Research Culture Seminar: The Promise of Wellness - Rachel O'Neill

Join guest speaker Rachel O'Neill as she discusses how wellness entrepreneurs circulate as cultural intermediaries within the shifting landscape of postfeminism.

Speaker: Rachel O'Neill, LSE Fellow, Department of Media and Communications, LSE

Chair: Chair: Karen Throsby, Associate Professor and Director of the Centre for Interdisciplinary Gender Studies, University of Leeds.

Abstract

The Promise of Wellness

Over the past few years, entrepreneurs such as Ella Mills (Deliciously Ella), Jasmine and Melissa Hemsley (Hemsley + Hemsley) and Madeleine Shaw (Get the Glow) have achieved extraordinary levels of cultural visibility and commercial reach in the UK. Dispensing dietary and lifestyle advice to hundreds of thousands of followers on social media and authoring best-selling cookbooks, these women are in the business of wellness.

This paper examines how these entrepreneurs circulate as cultural intermediaries within the shifting landscape of postfeminism. Two key themes are of interest. The first centres on the positioning of young women as entrepreneurial subjects par excellence (Gill & Scharff, 2011). Examining the representation of wellness entrepreneurs in lifestyle magazines and the financial press, I discuss how entrepreneurship is being sold to young women. Crucial here is the revaluing of food work as a form of creative labour, a means to pursue passionate work (McRobbie, 2015) and strike a felicitous work-life balance (Rottenberg, 2017).

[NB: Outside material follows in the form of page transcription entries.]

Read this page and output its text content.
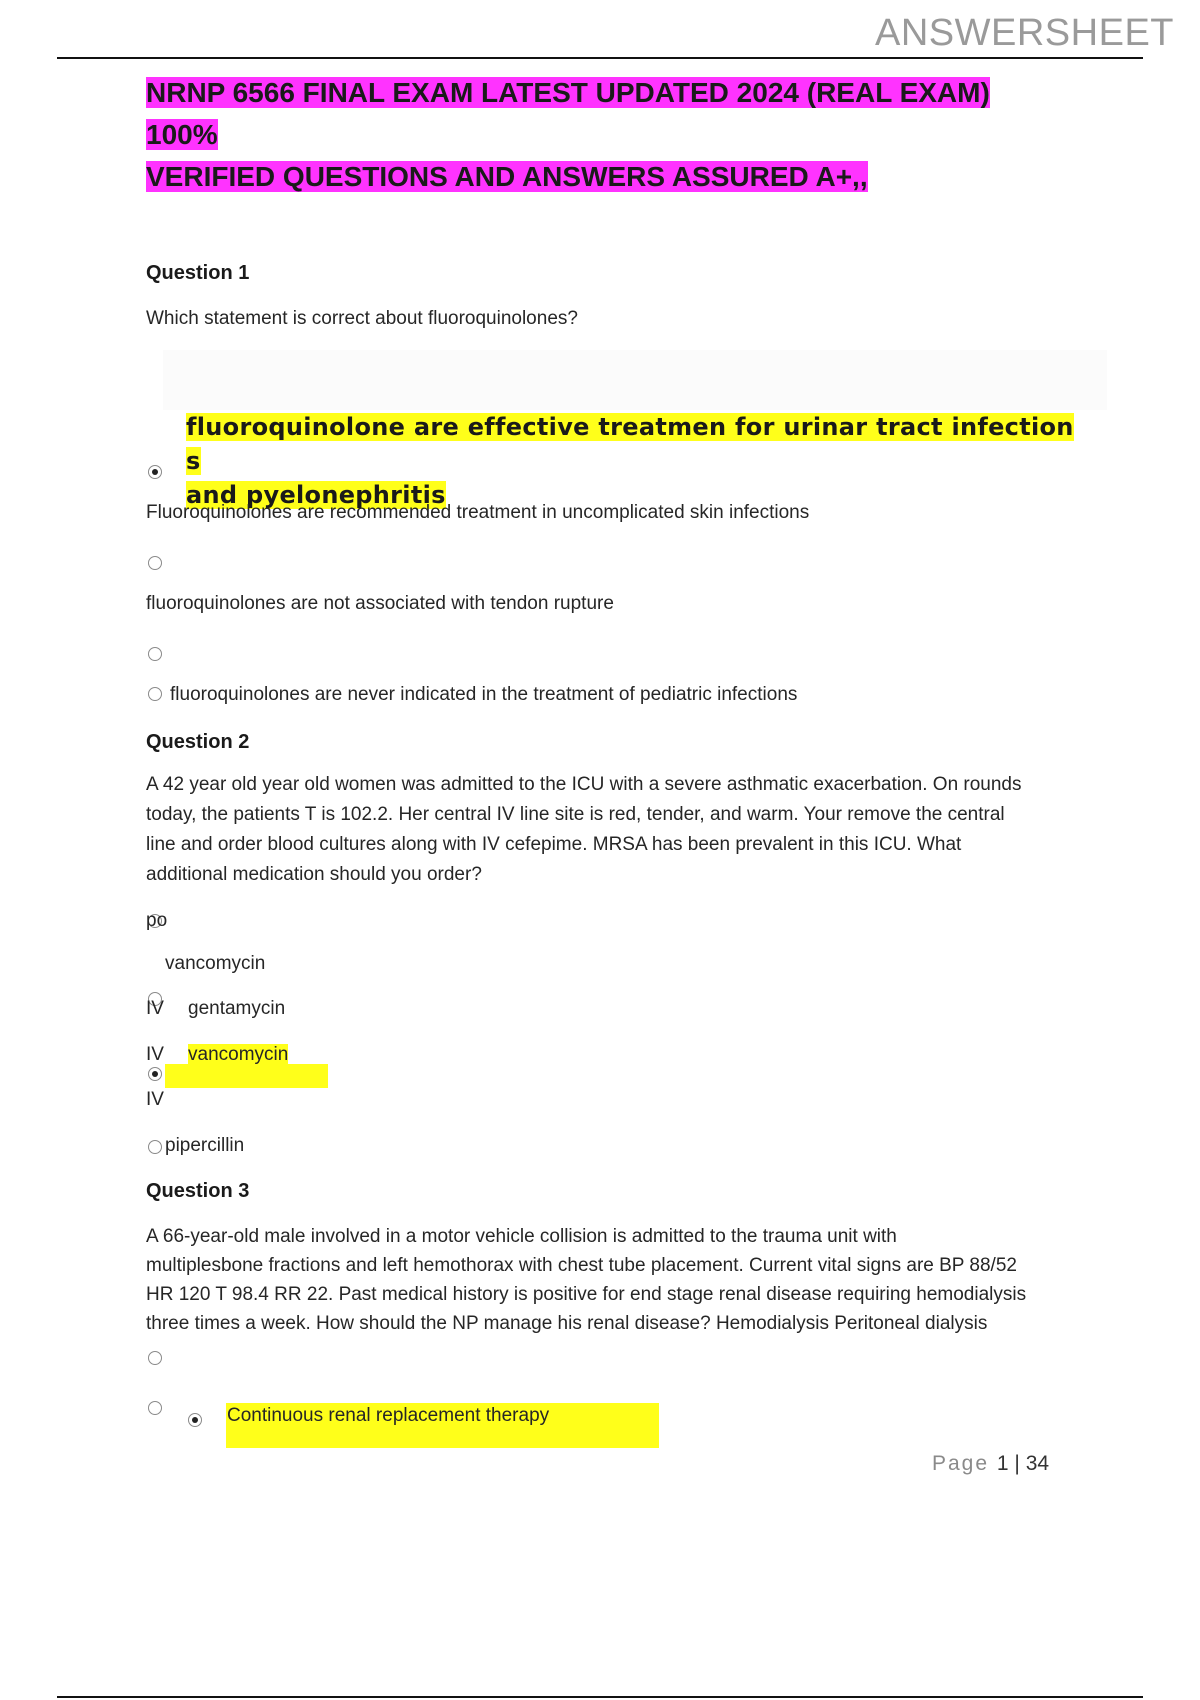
ANSWERSHEET
NRNP 6566 FINAL EXAM LATEST UPDATED 2024 (REAL EXAM) 100%
VERIFIED QUESTIONS AND ANSWERS ASSURED A+,,
Question 1
Which statement is correct about fluoroquinolones?
fluoroquinolone are effective treatmen for urinar tract infection s
and pyelonephritis
Fluoroquinolones are recommended treatment in uncomplicated skin infections
fluoroquinolones are not associated with tendon rupture
fluoroquinolones are never indicated in the treatment of pediatric infections
Question 2
A 42 year old year old women was admitted to the ICU with a severe asthmatic exacerbation. On rounds
today, the patients T is 102.2. Her central IV line site is red, tender, and warm. Your remove the central
line and order blood cultures along with IV cefepime. MRSA has been prevalent in this ICU. What
additional medication should you order?
po
vancomycin
IV gentamycin
IV vancomycin
IV
pipercillin
Question 3
A 66-year-old male involved in a motor vehicle collision is admitted to the trauma unit with
multiplesbone fractions and left hemothorax with chest tube placement. Current vital signs are BP 88/52
HR 120 T 98.4 RR 22. Past medical history is positive for end stage renal disease requiring hemodialysis
three times a week. How should the NP manage his renal disease? Hemodialysis Peritoneal dialysis
Continuous renal replacement therapy
Page 1 | 34
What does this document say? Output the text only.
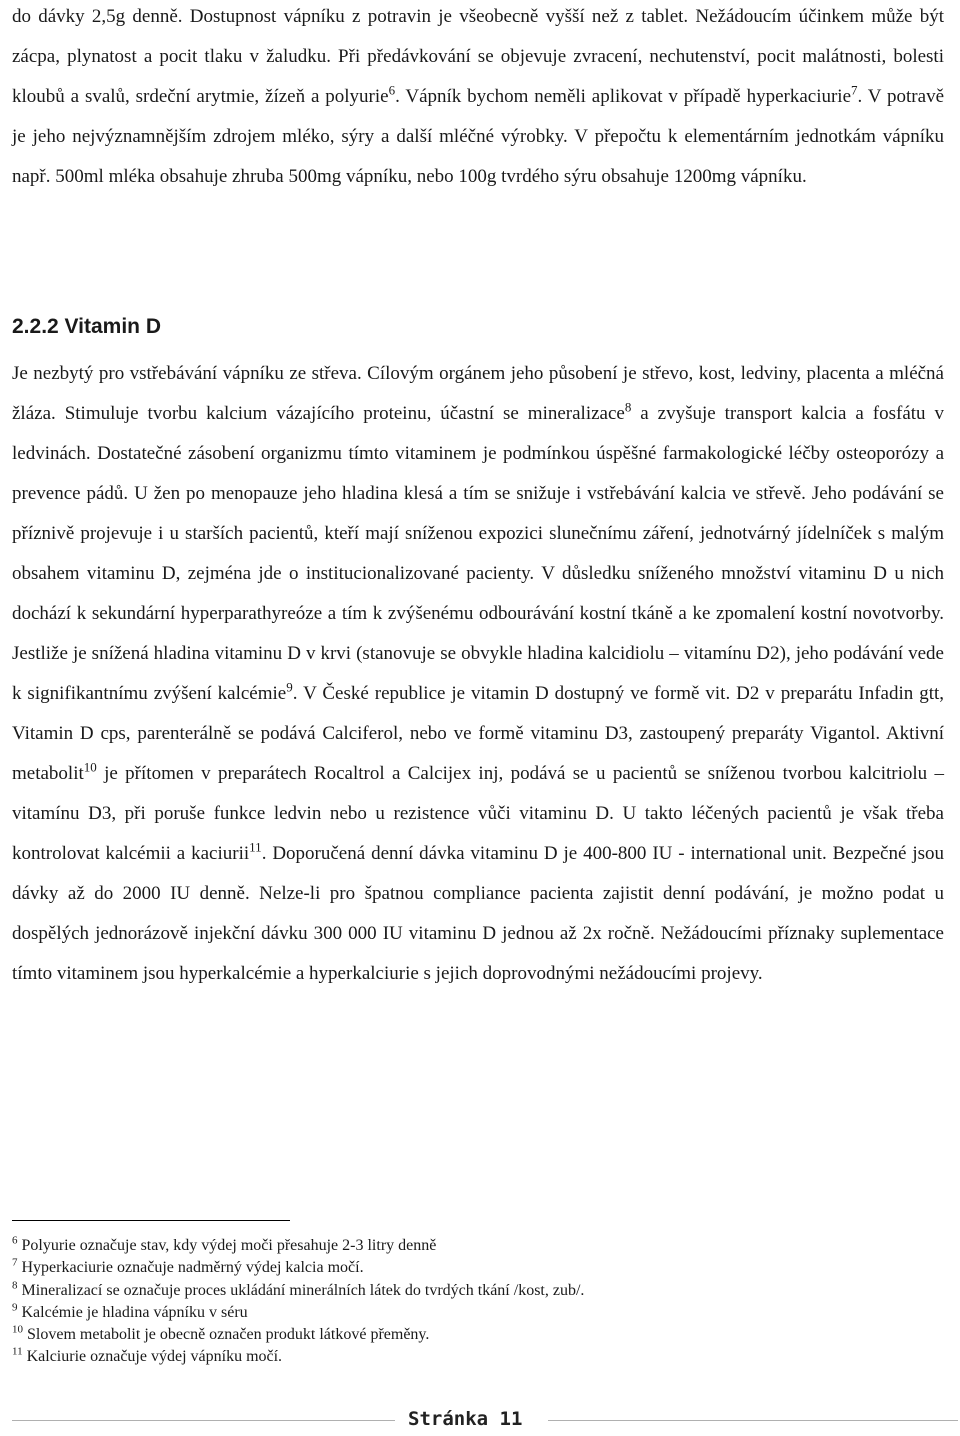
do dávky 2,5g denně. Dostupnost vápníku z potravin je všeobecně vyšší než z tablet. Nežádoucím účinkem může být zácpa, plynatost a pocit tlaku v žaludku. Při předávkování se objevuje zvracení, nechutenství, pocit malátnosti, bolesti kloubů a svalů, srdeční arytmie, žízeň a polyurie$^6$. Vápník bychom neměli aplikovat v případě hyperkaciurie$^7$. V potravě je jeho nejvýznamnějším zdrojem mléko, sýry a další mléčné výrobky. V přepočtu k elementárním jednotkám vápníku např. 500ml mléka obsahuje zhruba 500mg vápníku, nebo 100g tvrdého sýru obsahuje 1200mg vápníku.

2.2.2 Vitamin D

Je nezbytý pro vstřebávání vápníku ze střeva. Cílovým orgánem jeho působení je střevo, kost, ledviny, placenta a mléčná žláza. Stimuluje tvorbu kalcium vázajícího proteinu, účastní se mineralizace$^8$ a zvyšuje transport kalcia a fosfátu v ledvinách. Dostatečné zásobení organizmu tímto vitaminem je podmínkou úspěšné farmakologické léčby osteoporózy a prevence pádů. U žen po menopauze jeho hladina klesá a tím se snižuje i vstřebávání kalcia ve střevě. Jeho podávání se příznivě projevuje i u starších pacientů, kteří mají sníženou expozici slunečnímu záření, jednotvárný jídelníček s malým obsahem vitaminu D, zejména jde o institucionalizované pacienty. V důsledku sníženého množství vitaminu D u nich dochází k sekundární hyperparathyreóze a tím k zvýšenému odbourávání kostní tkáně a ke zpomalení kostní novotvorby. Jestliže je snížená hladina vitaminu D v krvi (stanovuje se obvykle hladina kalcidiolu – vitamínu D2), jeho podávání vede k signifikantnímu zvýšení kalcémie$^9$. V České republice je vitamin D dostupný ve formě vit. D2 v preparátu Infadin gtt, Vitamin D cps, parenterálně se podává Calciferol, nebo ve formě vitaminu D3, zastoupený preparáty Vigantol. Aktivní metabolit$^{10}$ je přítomen v preparátech Rocaltrol a Calcijex inj, podává se u pacientů se sníženou tvorbou kalcitriolu – vitamínu D3, při poruše funkce ledvin nebo u rezistence vůči vitaminu D. U takto léčených pacientů je však třeba kontrolovat kalcémii a kaciurii$^{11}$. Doporučená denní dávka vitaminu D je 400-800 IU - international unit. Bezpečné jsou dávky až do 2000 IU denně. Nelze-li pro špatnou compliance pacienta zajistit denní podávání, je možno podat u dospělých jednorázově injekční dávku 300 000 IU vitaminu D jednou až 2x ročně. Nežádoucími příznaky suplementace tímto vitaminem jsou hyperkalcémie a hyperkalciurie s jejich doprovodnými nežádoucími projevy.

$^6$ Polyurie označuje stav, kdy výdej moči přesahuje 2-3 litry denně
$^7$ Hyperkaciurie označuje nadměrný výdej kalcia močí.
$^8$ Mineralizací se označuje proces ukládání minerálních látek do tvrdých tkání /kost, zub/.
$^9$ Kalcémie je hladina vápníku v séru
$^{10}$ Slovem metabolit je obecně označen produkt látkové přeměny.
$^{11}$ Kalciurie označuje výdej vápníku močí.
Stránka 11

The second theme centres on health and citizenship, as these entrepreneurs promote an understanding of wellness not simply as freedom from disease but a kind of preternatural good health. Examining the guidelines they administer, I consider how wellness functions as a kind of postfeminist coping strategy, paralleling exhortations elsewhere for women to be confident and cultivate resilience (Gill & Orgad, 2016). Situating these dynamics within the wider economic and political landscape of the UK, I consider how the rise of wellness relates to the decline of welfare.  

Speaker Biography

Rachel O’Neill is LSE Fellow in the Department of Media and Communications at the London School of Economics and Political Science. Her research examines how gendered subjectivities are forged in and through wider cultural currents, using ethnographic methods to capture the discursive contours and affective textures of mediated lives. She is the author of Seduction: Men, Masculinity and Mediated Intimacy (Polity, 2018). 

Booking

There is no need to register for this event; all are welcome - please just turn up on the day. Please note there is limited capacity in the seminar room and spaces will be available on a first-come first-served basis.

Research Culture Seminar Series

These seminars, organised by the School of Sociology and Social Policy (SSP), generally take place every Wednesday in term time, from 12 - 1.30pm in Room 12.21/12.25 on Level 12 of the Social Sciences Building. Please check back on the website event listings for details of future seminars. Details are also emailed out to current students and staff.